Handover occurs as focus shifts to ESM bailout fund
The views of new eurogroup president on Irish bank debt remain unknown
Despite a lukewarm response from France, the election of the Dutch finance minister Jeroen Dijsselbloem as eurogroup president had been expected since he secured the support of German finance minister Wolfgang Schäuble and outgoing president Jean-Claude Juncker, Luxembourg’s prime minister, on Friday.
Last week Dijsselbloem sought – and secured – the support of the Minister for Finance, Michael Noonan.
It is a name that is likely to figure regularly over the next few months as Europe continues to try to extricate itself from crises.
Dijsselbloem will assume the role at a comparatively tranquil time for the euro zone. For the moment at least, the threat of an immediate solvency issue from a euro zone member state has receded.
Last night’s meeting was the first for months at which Greece did not top the agenda. The fate of Cyprus is as uncertain as ever, amid growing frustration from Europe and the IMF with the present government’s approach to its debt crisis. But its bailout has been delayed until the second half of March after elections.
With country-specific issues out of the limelight for now, Dijsselbloem takes the helm just as attention turns to the tricky business of giving the ESM bailout fund new powers to rescue banks.
Debate on that topic began in earnest last night after months of prevarication, with the contentious issue of “legacy” assets under the spotlight.
This is crucial for Ireland. Noonan says banks still functioning should be eligible for direct aid from the fund, though banks in wind-down mode would not be. How this debate concludes will have a important bearing on the scope of any ESM intervention in Bank of Ireland and AIB.
With Juncker having been in charge since 2005, the changing of the guard will be closely watched. The eurogroup, traditionally an informal grouping, has steadily become the prime policy-making forum for tackling the debt crisis.
Some commentators predict the emergence of a two-speed Europe eventually, with the eurogroup at its core.
Dijsselbloem (46) became Dutch finance minister barely three months ago, having been an MP since 2000. His views on the Irish bank debt issue are unknown.
Noonan was quick to express support for the new man yesterday, noting his links with Ireland – Dijsselbloem has a graduate degree from University College Cork.

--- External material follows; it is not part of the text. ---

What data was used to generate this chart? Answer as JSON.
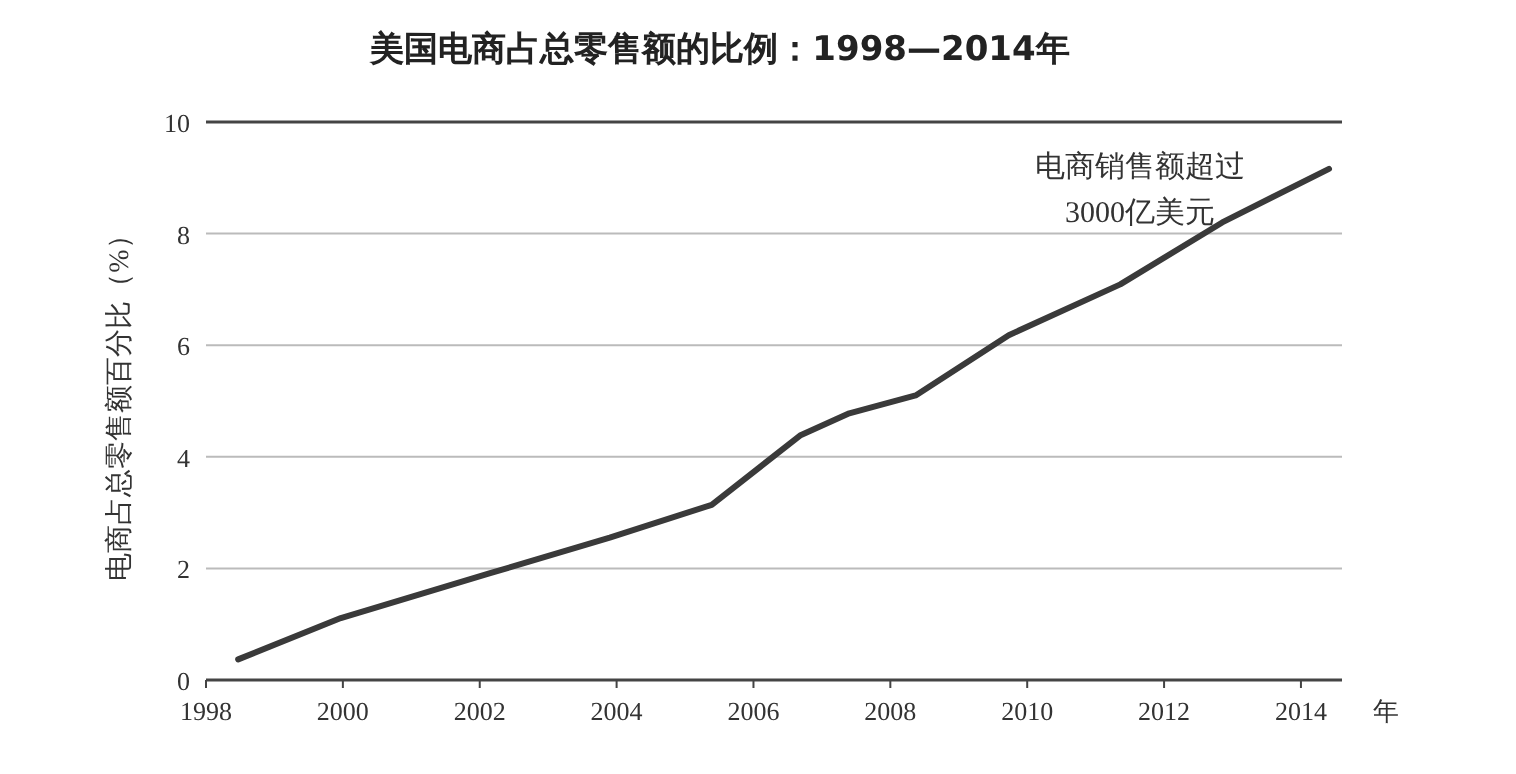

Noonan also welcomed the fact that the new eurogroup president, like his predecessor, comes from a relatively small state and noted there is a “certain balance” in coalitions with smaller countries.

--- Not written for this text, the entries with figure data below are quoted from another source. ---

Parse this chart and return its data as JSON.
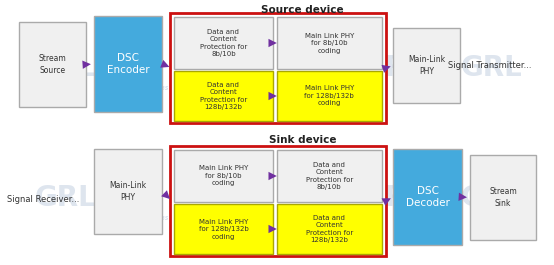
{
  "bg": "#ffffff",
  "red_border": "#cc1111",
  "blue_box": "#44aadd",
  "white_box": "#f0f0f0",
  "yellow_box": "#ffff00",
  "yellow_border": "#aaa800",
  "gray_border": "#aaaaaa",
  "arrow_col": "#7030a0",
  "wm_col": "#c8d4e4",
  "title_source": "Source device",
  "title_sink": "Sink device",
  "sig_tx": "Signal Transmitter...",
  "sig_rx": "Signal Receiver...",
  "src_stream_source": "Stream\nSource",
  "src_dsc_encoder": "DSC\nEncoder",
  "src_data_top": "Data and\nContent\nProtection for\n8b/10b",
  "src_data_bot": "Data and\nContent\nProtection for\n128b/132b",
  "src_phy_top": "Main Link PHY\nfor 8b/10b\ncoding",
  "src_phy_bot": "Main Link PHY\nfor 128b/132b\ncoding",
  "src_mainlink": "Main-Link\nPHY",
  "snk_mainlink": "Main-Link\nPHY",
  "snk_phy_top": "Main Link PHY\nfor 8b/10b\ncoding",
  "snk_phy_bot": "Main Link PHY\nfor 128b/132b\ncoding",
  "snk_data_top": "Data and\nContent\nProtection for\n8b/10b",
  "snk_data_bot": "Data and\nContent\nProtection for\n128b/132b",
  "snk_dsc_decoder": "DSC\nDecoder",
  "snk_stream_sink": "Stream\nSink"
}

For some, however, the appointment of a Dutch chairman raises the spectre of a dominant northern alliance within the eurogroup, one that favours fiscal austerity.

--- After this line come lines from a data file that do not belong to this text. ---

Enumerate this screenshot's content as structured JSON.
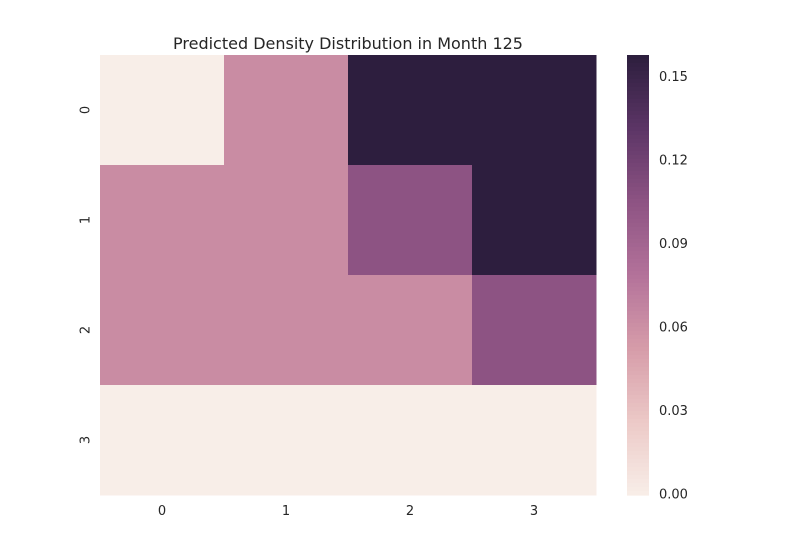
{
  "chart_data": {
    "type": "heatmap",
    "title": "Predicted Density Distribution in Month 125",
    "x_labels": [
      "0",
      "1",
      "2",
      "3"
    ],
    "y_labels": [
      "0",
      "1",
      "2",
      "3"
    ],
    "values": [
      [
        0.0,
        0.0625,
        0.1575,
        0.1575
      ],
      [
        0.0625,
        0.0625,
        0.105,
        0.1575
      ],
      [
        0.0625,
        0.0625,
        0.0625,
        0.105
      ],
      [
        0.0,
        0.0,
        0.0,
        0.0
      ]
    ],
    "vmin": 0.0,
    "vmax": 0.158,
    "colorbar_ticks": [
      "0.00",
      "0.03",
      "0.06",
      "0.09",
      "0.12",
      "0.15"
    ],
    "colorbar_tick_values": [
      0.0,
      0.03,
      0.06,
      0.09,
      0.12,
      0.15
    ],
    "colormap": [
      "#f8eee8",
      "#ecc9c7",
      "#d69ca9",
      "#b3729a",
      "#8d5383",
      "#5c3566",
      "#2c1e3d"
    ],
    "grid": false,
    "legend": "colorbar-right"
  }
}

The Netherlands was one of the three countries, along with Germany and Finland, that publicly questioned the conclusions of last June’s summit, noting that “legacy assets should be under the responsibility of national authorities”, in a statement last September.
Whatever about the past, it is clearly in Dijsselbloem’s interest to secure consensus on the mechanism of the ESM fund – and sooner rather than later.